Überraschend deutlich machte die Kanzlerin klar, dass die Union ihr Gesundheitsprämienmodell nicht weiter verfolgen will. Sie sprach sich dafür aus, die solidarische Finanzierung beizubehalten, nach der die Krankenkassengelder zwischen Arm und Reich, Alt und Jung sowie Gesunden und Kranken umverteilt werden. Nach dem Gesundheitsprämienmodell würden Reiche und Arme gleich hohe Kassenbeiträge zahlen müssen.
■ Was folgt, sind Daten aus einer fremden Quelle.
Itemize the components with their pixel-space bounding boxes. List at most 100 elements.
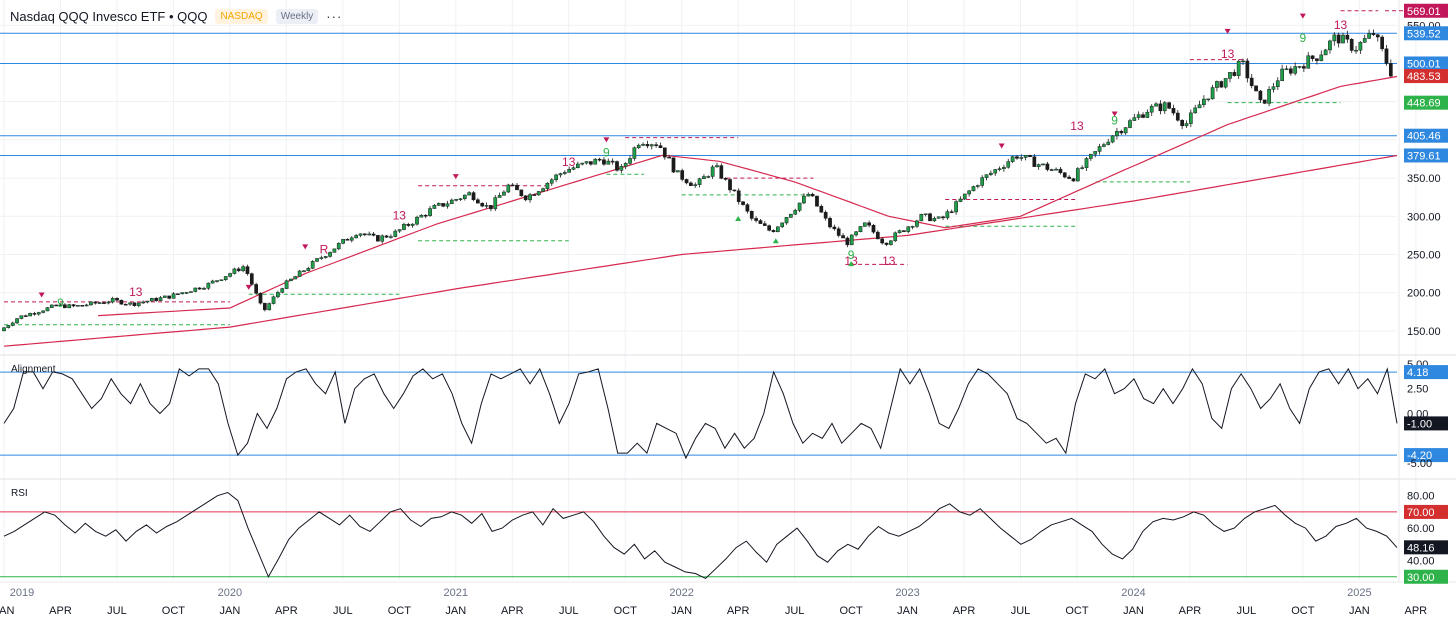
- candle: [132, 302, 137, 307]
- candle-body: [684, 179, 689, 184]
- candle: [980, 175, 985, 188]
- rsi-tag: 40.00: [1407, 556, 1435, 568]
- candle: [1228, 72, 1232, 83]
- candle: [519, 189, 524, 197]
- candle: [871, 223, 876, 234]
- candle-body: [480, 202, 485, 207]
- candle-body: [1210, 87, 1215, 100]
- candle: [741, 201, 745, 206]
- candle: [1223, 78, 1228, 89]
- candle: [63, 303, 67, 309]
- more-options-icon[interactable]: ···: [326, 9, 343, 24]
- time-axis-label: OCT: [1291, 605, 1315, 617]
- candle-body: [962, 193, 967, 200]
- candle: [1054, 167, 1058, 171]
- candle-body: [1336, 34, 1341, 44]
- candle-body: [745, 204, 750, 212]
- candle: [449, 198, 454, 205]
- candle: [254, 282, 259, 295]
- candle-body: [1128, 120, 1132, 128]
- candle-body: [445, 203, 450, 207]
- time-axis-more-icon[interactable]: ···: [1411, 603, 1423, 617]
- candle-body: [662, 147, 667, 158]
- candle-body: [362, 233, 367, 236]
- candle-body: [562, 172, 567, 174]
- candle-body: [306, 268, 311, 271]
- candle-body: [1293, 66, 1298, 74]
- candle-body: [1306, 55, 1311, 69]
- candle-body: [476, 199, 480, 204]
- candle-body: [184, 292, 189, 294]
- candle: [571, 166, 576, 171]
- candle-body: [1271, 86, 1276, 90]
- candle-body: [654, 144, 658, 146]
- candle-body: [271, 296, 276, 304]
- candle-body: [632, 147, 637, 159]
- candle-body: [762, 223, 767, 226]
- candle-body: [358, 233, 363, 236]
- candle: [849, 234, 854, 246]
- candle-body: [297, 270, 302, 277]
- candle: [597, 157, 602, 162]
- price-tag: 200.00: [1407, 288, 1441, 300]
- candle: [1310, 55, 1315, 62]
- td-annotation: 9: [603, 146, 610, 160]
- timeframe-badge[interactable]: Weekly: [275, 9, 319, 24]
- candle-body: [936, 216, 941, 219]
- symbol-title[interactable]: Nasdaq QQQ Invesco ETF • QQQ: [10, 9, 208, 24]
- candle: [932, 216, 937, 223]
- candle-body: [354, 235, 358, 239]
- candle-body: [645, 144, 650, 147]
- td-annotation: 13: [1334, 18, 1348, 32]
- candle-body: [797, 202, 802, 211]
- candle-body: [541, 188, 545, 192]
- time-axis-label: APR: [501, 605, 524, 617]
- candle: [780, 222, 785, 229]
- alignment-tag: -4.20: [1407, 450, 1432, 462]
- candle: [1019, 154, 1024, 161]
- candle: [880, 236, 885, 245]
- td-annotation: 9: [1111, 114, 1118, 128]
- candle-body: [1015, 156, 1019, 159]
- sell-arrow-icon: [1111, 111, 1118, 117]
- candle: [1175, 110, 1180, 122]
- candle-body: [832, 226, 837, 230]
- candle: [1180, 119, 1185, 130]
- candle-body: [975, 185, 980, 187]
- candle-body: [889, 240, 893, 245]
- candle: [1297, 66, 1302, 69]
- candle: [884, 242, 889, 247]
- candle: [10, 321, 15, 327]
- candle: [310, 260, 315, 270]
- candle: [384, 234, 389, 239]
- candle: [1254, 85, 1258, 92]
- candle: [1380, 35, 1384, 52]
- candle-body: [402, 223, 406, 230]
- candle-body: [1110, 135, 1115, 143]
- candle: [193, 287, 198, 293]
- candle: [445, 200, 450, 209]
- candle: [410, 223, 415, 228]
- candle: [1106, 138, 1111, 146]
- td-annotation: 13: [562, 155, 576, 169]
- candle: [89, 301, 93, 306]
- candle: [249, 272, 254, 286]
- candle-body: [254, 284, 259, 294]
- candle-body: [1006, 161, 1011, 168]
- candle: [258, 292, 263, 305]
- candle-body: [1371, 33, 1376, 35]
- candle-body: [845, 237, 850, 246]
- candle: [689, 181, 693, 186]
- time-axis-label: JUL: [785, 605, 805, 617]
- candle-body: [636, 144, 641, 148]
- candle-body: [775, 226, 780, 233]
- candle-body: [1032, 156, 1037, 167]
- candle: [32, 311, 37, 316]
- candle: [623, 162, 628, 170]
- time-axis-label: JAN: [671, 605, 692, 617]
- candle: [628, 155, 632, 166]
- candle: [349, 236, 354, 243]
- candle: [1206, 98, 1211, 102]
- candle-body: [71, 304, 76, 307]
Der Sozialausgleich würde von der Krankenversicherung auf die Steuer verlagert.

Gesundheitsministerin Ulla Schmidt (SPD) hatte bereits am Dienstag eingeräumt, dass sich die Vorbereitungen der Reform unerwartet in die Länge ziehen. Sie hätte sich gewünscht, bereits jetzt Eckpunkte vorlegen zu können. Dennoch sei sie „wie immer in meinem Leben verhalten optimistisch“, sagte sie auf einem Gesundheitskongress in Berlin. Ihr Sprecher Klaus Vater wies Spekulationen zurück, wonach die Verhandlungen in der Sackgasse steckten. Die Arbeitsgruppe der Koalition hat sich vorgenommen, bis Anfang Juli Reformeckpunkte zu vereinbaren. Erste Ergebnisse werden nun frühestens nach Pfingsten erwartet, hieß es.